Banca Intesa
Corrado Passera: Techniker der Macht

Corrado Passera, in Italien auch „Mister Mission Impossible“ genannt, hat mal wieder einen Coup gelandet: „Für mich ist das eine Genugtuung“, triumphierte der Chef der Banca Intesa, als er seinen Top-Managern Ende vergangener Woche die geplante Fusion mit Sanpaolo Imi präsentierte.

FRANKFURT. Ganz oder gar nicht, lautet sein Motto für die Macht, Aufräumen ist dabei sein bevorzugtes Werkzeug. Ob bei der italienischen Post, dem einstigen Chaos-Kreditinstitut Intesa oder bei der jetzt anstehenden Fusion mit Sanpaolo Imi, der hagere 51-Jährige liebt Herausforderungen. Als er 1998 Chef der Poste Italiana wurde, bestand das Staatsunternehmen aus unwilligen Beamten, einer Briefbeförderung, die so zuverlässig wie die Wettervorhersage war: Briefe konnten eintreffen oder auch nicht. Keiner glaubte an die Zukunft des Unternehmens.

Doch der ehemalige McKinsey-Berater zog das Sakko aus, krempelte die Ärmel auf, zog zu Felde gegen Schlendrian und Klüngelwirtschaft und schaffte innerhalb von vier Jahren einen der größten Turn-arounds der italienischen Wirtschaftsgeschichte. Um die Meinung anderer hat er sich dabei nie geschert, knallhart vertrat er als Postchef seine Interessen gegen Politik und Gewerkschaften, baute 18 000 Arbeitsplätze ab und investierte gleichzeitig massiv in die Weiterbildung. Ein Rezept, das ihm auch bei der Bankengruppe Intesa gute Dienste leistete. Chaos regierte im Frühjahr 2002 das Sammelsurium aus Banco Ambrosiano, Sparkasse Cariplo und der ehemals staatlichen Banca Comerciale Italiana.

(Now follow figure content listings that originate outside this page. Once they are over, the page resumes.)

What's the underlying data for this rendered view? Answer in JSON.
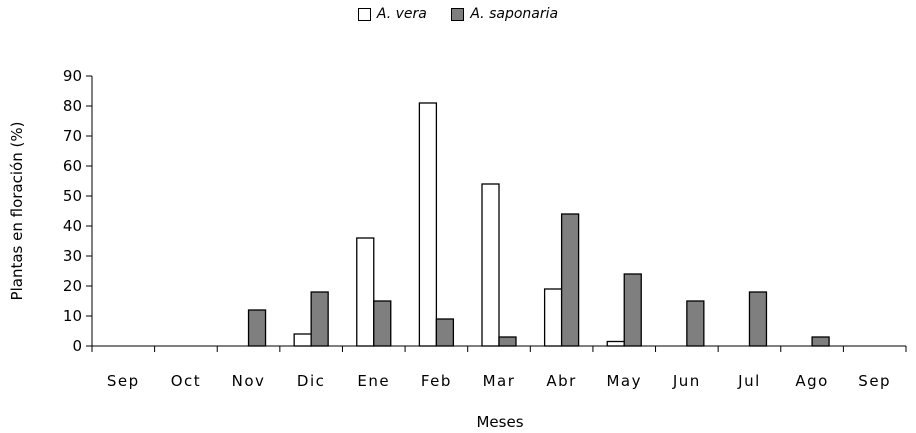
{
  "chart_data": {
    "type": "bar",
    "title": "",
    "xlabel": "Meses",
    "ylabel": "Plantas en floración (%)",
    "ylim": [
      0,
      90
    ],
    "yticks": [
      0,
      10,
      20,
      30,
      40,
      50,
      60,
      70,
      80,
      90
    ],
    "categories": [
      "Sep",
      "Oct",
      "Nov",
      "Dic",
      "Ene",
      "Feb",
      "Mar",
      "Abr",
      "May",
      "Jun",
      "Jul",
      "Ago",
      "Sep"
    ],
    "series": [
      {
        "name": "A. vera",
        "color": "#ffffff",
        "values": [
          0,
          0,
          0,
          4,
          36,
          81,
          54,
          19,
          1.5,
          0,
          0,
          0,
          0
        ]
      },
      {
        "name": "A. saponaria",
        "color": "#7f7f7f",
        "values": [
          0,
          0,
          12,
          18,
          15,
          9,
          3,
          44,
          24,
          15,
          18,
          3,
          0
        ]
      }
    ],
    "legend_position": "top-center",
    "grid": false
  }
}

Jede wirtschaftete für sich, keiner arbeitete zusammen. Faule Kredite in Lateinamerika und für Skandalunternehmen wie Enron oder Worldcom hatten das Institut an den Rand des Ruins gebracht. Intesa war ein Sanierungsfall. Passera griff durch: In einer Zeit, als jede Bank ihre Investmentabteilung ausbaute und sich nach dem Stil amerikanischer Großbanken ausrichtete, konzentrierte er sich auf Privatkunden und Mittelstand, verkaufte die risikoträchtigen Südamerika-Töchter und verringerte die Kredite an internationale Unternehmen um zwei Drittel. Zudem entließ er 7 000 Banker, schaffte klare Führungsstrukturen und den Turn-around. Ganz nebenbei drängte Passera den ehemals mächtigen erzkatholischen Intesa-Präsidenten Giovanni Bazoli in die Bedeutungslosigkeit.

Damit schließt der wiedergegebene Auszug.